Cooking Rice Perfectly

One traditional way of cooking rice that still remains today is to bring rice and a small amount of water to a boil over the stovetop and simmer it over low heat until the water is almost gone; then let it stand and allow the remaining steam to be absorbed or to escape.

The invention and commercialization of the rice cooker brings modernization and convenience to rice cooking, bypassing the stovetop. Traditional or modern, the basics of rice cooking remain essentially the same — the amount of water required depends on the type of equipment (or pot) used.

The degree to which you rinse the rice depends on how well you know its source. Typically, modern industry standards assure that rice is clean before it is packaged and sold on the shelves. Thus, there is no need to overdo the cleaning. Rinsing it sufficiently to remove any residual debris and foreign particles that may impact the flavor of the rice will be enough.
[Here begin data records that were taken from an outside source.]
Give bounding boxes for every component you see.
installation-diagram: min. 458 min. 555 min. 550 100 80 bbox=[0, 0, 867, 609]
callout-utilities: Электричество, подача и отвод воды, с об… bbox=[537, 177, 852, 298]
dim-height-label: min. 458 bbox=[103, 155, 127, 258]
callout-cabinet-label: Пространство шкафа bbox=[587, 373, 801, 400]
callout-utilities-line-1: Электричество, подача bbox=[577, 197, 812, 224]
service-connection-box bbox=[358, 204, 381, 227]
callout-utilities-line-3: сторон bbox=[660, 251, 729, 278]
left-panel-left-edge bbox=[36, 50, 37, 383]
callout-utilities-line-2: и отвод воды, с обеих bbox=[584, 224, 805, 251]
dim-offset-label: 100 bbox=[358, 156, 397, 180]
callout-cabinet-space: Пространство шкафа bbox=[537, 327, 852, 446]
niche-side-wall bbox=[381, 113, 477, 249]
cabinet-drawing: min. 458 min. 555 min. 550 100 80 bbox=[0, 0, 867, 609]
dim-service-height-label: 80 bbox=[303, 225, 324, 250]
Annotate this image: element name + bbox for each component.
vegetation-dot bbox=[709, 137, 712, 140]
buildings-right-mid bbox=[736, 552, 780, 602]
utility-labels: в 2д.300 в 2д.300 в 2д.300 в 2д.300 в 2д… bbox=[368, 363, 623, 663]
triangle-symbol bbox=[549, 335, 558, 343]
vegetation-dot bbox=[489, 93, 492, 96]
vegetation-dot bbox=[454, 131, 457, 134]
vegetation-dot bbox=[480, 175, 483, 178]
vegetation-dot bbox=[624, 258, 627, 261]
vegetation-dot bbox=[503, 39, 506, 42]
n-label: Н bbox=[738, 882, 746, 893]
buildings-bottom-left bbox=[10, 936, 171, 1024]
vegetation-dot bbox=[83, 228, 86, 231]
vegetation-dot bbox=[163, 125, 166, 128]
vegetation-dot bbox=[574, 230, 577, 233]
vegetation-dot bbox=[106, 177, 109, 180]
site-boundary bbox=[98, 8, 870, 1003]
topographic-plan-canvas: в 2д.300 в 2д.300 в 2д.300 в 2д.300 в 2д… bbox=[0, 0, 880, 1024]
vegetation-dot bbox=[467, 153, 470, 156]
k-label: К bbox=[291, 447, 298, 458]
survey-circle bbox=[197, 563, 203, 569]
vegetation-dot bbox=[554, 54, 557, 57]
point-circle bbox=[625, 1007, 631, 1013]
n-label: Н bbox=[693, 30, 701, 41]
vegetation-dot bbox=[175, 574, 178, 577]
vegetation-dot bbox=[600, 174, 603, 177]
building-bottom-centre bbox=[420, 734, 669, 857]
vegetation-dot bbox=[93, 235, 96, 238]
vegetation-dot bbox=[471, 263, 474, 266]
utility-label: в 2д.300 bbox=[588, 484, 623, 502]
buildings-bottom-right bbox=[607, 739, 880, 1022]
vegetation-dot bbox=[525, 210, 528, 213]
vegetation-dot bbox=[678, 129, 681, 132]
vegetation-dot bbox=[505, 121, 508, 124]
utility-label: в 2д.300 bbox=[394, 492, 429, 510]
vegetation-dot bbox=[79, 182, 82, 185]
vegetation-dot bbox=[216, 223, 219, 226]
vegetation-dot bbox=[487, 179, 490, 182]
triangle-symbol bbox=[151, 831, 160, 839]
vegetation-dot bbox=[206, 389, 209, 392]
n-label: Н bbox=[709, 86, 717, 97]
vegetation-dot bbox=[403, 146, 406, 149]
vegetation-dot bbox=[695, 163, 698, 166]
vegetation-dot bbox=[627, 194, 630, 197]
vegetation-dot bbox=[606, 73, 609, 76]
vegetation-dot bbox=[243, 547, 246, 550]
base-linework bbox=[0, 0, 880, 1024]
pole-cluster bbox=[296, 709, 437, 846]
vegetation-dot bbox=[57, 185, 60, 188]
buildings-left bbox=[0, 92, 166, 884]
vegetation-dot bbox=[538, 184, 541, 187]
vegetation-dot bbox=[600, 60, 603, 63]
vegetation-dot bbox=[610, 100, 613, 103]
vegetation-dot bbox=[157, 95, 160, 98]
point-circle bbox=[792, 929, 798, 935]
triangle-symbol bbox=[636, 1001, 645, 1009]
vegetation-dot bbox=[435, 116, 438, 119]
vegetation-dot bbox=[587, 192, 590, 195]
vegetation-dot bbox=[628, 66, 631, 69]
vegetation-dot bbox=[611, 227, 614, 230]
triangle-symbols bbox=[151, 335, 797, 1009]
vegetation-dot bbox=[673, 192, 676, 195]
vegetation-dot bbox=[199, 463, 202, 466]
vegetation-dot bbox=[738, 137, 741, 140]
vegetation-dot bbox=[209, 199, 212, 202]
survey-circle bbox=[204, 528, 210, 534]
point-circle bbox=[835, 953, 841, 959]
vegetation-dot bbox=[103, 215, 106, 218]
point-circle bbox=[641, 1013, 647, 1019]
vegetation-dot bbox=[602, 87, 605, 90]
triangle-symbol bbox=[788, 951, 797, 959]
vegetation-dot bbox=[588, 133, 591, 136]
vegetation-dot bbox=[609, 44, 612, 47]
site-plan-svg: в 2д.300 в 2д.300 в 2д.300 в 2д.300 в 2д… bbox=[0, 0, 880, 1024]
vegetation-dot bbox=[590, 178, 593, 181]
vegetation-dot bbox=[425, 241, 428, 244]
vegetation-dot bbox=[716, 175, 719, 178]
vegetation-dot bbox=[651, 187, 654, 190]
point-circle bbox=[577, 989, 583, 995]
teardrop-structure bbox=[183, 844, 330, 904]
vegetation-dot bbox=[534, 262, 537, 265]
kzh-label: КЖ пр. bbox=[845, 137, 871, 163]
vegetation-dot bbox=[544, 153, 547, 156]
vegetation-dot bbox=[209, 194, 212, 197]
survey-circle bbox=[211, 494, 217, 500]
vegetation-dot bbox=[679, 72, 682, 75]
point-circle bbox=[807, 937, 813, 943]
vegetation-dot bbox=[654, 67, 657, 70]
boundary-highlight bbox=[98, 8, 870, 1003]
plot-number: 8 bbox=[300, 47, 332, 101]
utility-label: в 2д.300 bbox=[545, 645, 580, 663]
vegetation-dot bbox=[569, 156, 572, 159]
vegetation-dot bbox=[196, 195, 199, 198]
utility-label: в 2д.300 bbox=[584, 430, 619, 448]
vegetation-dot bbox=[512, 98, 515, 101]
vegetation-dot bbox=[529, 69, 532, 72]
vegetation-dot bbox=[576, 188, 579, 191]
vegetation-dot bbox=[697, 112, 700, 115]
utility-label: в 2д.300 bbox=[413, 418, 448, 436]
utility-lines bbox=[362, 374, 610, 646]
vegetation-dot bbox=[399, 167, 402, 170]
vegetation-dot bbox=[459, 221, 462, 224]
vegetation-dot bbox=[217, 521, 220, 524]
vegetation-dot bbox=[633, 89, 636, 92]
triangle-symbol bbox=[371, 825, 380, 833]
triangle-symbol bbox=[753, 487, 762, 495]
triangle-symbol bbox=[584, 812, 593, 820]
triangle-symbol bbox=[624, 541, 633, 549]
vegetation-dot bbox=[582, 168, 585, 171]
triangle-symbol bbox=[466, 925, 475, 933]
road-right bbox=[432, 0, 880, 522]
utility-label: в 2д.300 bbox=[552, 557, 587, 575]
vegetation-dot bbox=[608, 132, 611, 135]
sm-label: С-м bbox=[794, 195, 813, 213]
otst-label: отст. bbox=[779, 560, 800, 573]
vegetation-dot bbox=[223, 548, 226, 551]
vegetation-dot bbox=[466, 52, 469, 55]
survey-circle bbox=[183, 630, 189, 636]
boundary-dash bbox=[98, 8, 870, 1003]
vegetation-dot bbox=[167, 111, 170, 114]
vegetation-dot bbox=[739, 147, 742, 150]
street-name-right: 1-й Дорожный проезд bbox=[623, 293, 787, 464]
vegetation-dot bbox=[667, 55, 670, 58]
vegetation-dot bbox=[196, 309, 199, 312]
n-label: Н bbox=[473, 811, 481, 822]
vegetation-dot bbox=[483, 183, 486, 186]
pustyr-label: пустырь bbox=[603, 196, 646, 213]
To soak or not to soak the rice depends on the rice variety and sometimes the recipe you are using. For example, you will typically find glutinous rice dessert recipes that ask for the rice to be soaked to allow the grains to absorb enough water to be steamed dry. Additionally, soaking also helps to remove excess starch in glutinous rice.

The bran layer of whole-grain rice such as brown rice contains fatty acids, and when not protected from the air, the outer layers of the kernel go rancid relatively quickly. It is recommended that you store your brown rice in the fridge in airtight containers, and use within a year. White rice can be stored at room temperature for up to a year.

Back to the most important element — water. There is really no perfect recipe when it comes to cooking rice. The standard measure when cooking long-grain white rice in the rice cooker is 1½ to 2 cups of water to 1 cup of rice. However, each type of rice requires a different amount of liquid due to different water absorption rates, so falling back to the cooking directions on the rice package or rice cooker might be a best bet.

For instance, the medium- or short-grain variety of white rice may require less water than long grain, with the short-grain variety possibly requiring just up to 1 cup of water to 1 cup rice. As a general rule, you can reduce the amount of water used for long grain by ¼ to ½ cup per cup of rice when cooking medium or short grain. As already mentioned, whole-grain rice such as brown rice requires more water (2½ to 3 cups water to 1 cup of rice) and about a 60 to 70 percent longer cooking time than white rice.

Do not lift the lid to check on the rice when it is cooking. The cooking process depends on the development of steam inside the pot, so allowing the steam to escape by opening the lid may result in improperly cooked rice.

Instead of measuring with “cups,” there are also graduated marks on the inside of many rice cookers indicating how much rice and water should be added. As these measures can never be accurate enough, there are also the popular “orthodox” (or rather, “unorthodox”) ways of measuring the amount of water required for white rice: the 1-segment finger rule, the knuckle rule, the palm rule, or whatever you call it.

For example, in the 1-segment finger rule, you measure rice into the pot, add what seems to be enough water, and place your pointer (or index) finger at the top of the rice. The water should just cover the first segment (crease) of your pointer finger. Accurate? Not exactly. Rather, these “rules of thumb” can be used as a guide to counter-check the amount of water used when cooking rice.

Ultimately, it will still depend on the kind of rice you are cooking, the equipment you are using, and simply, how you prefer your rice.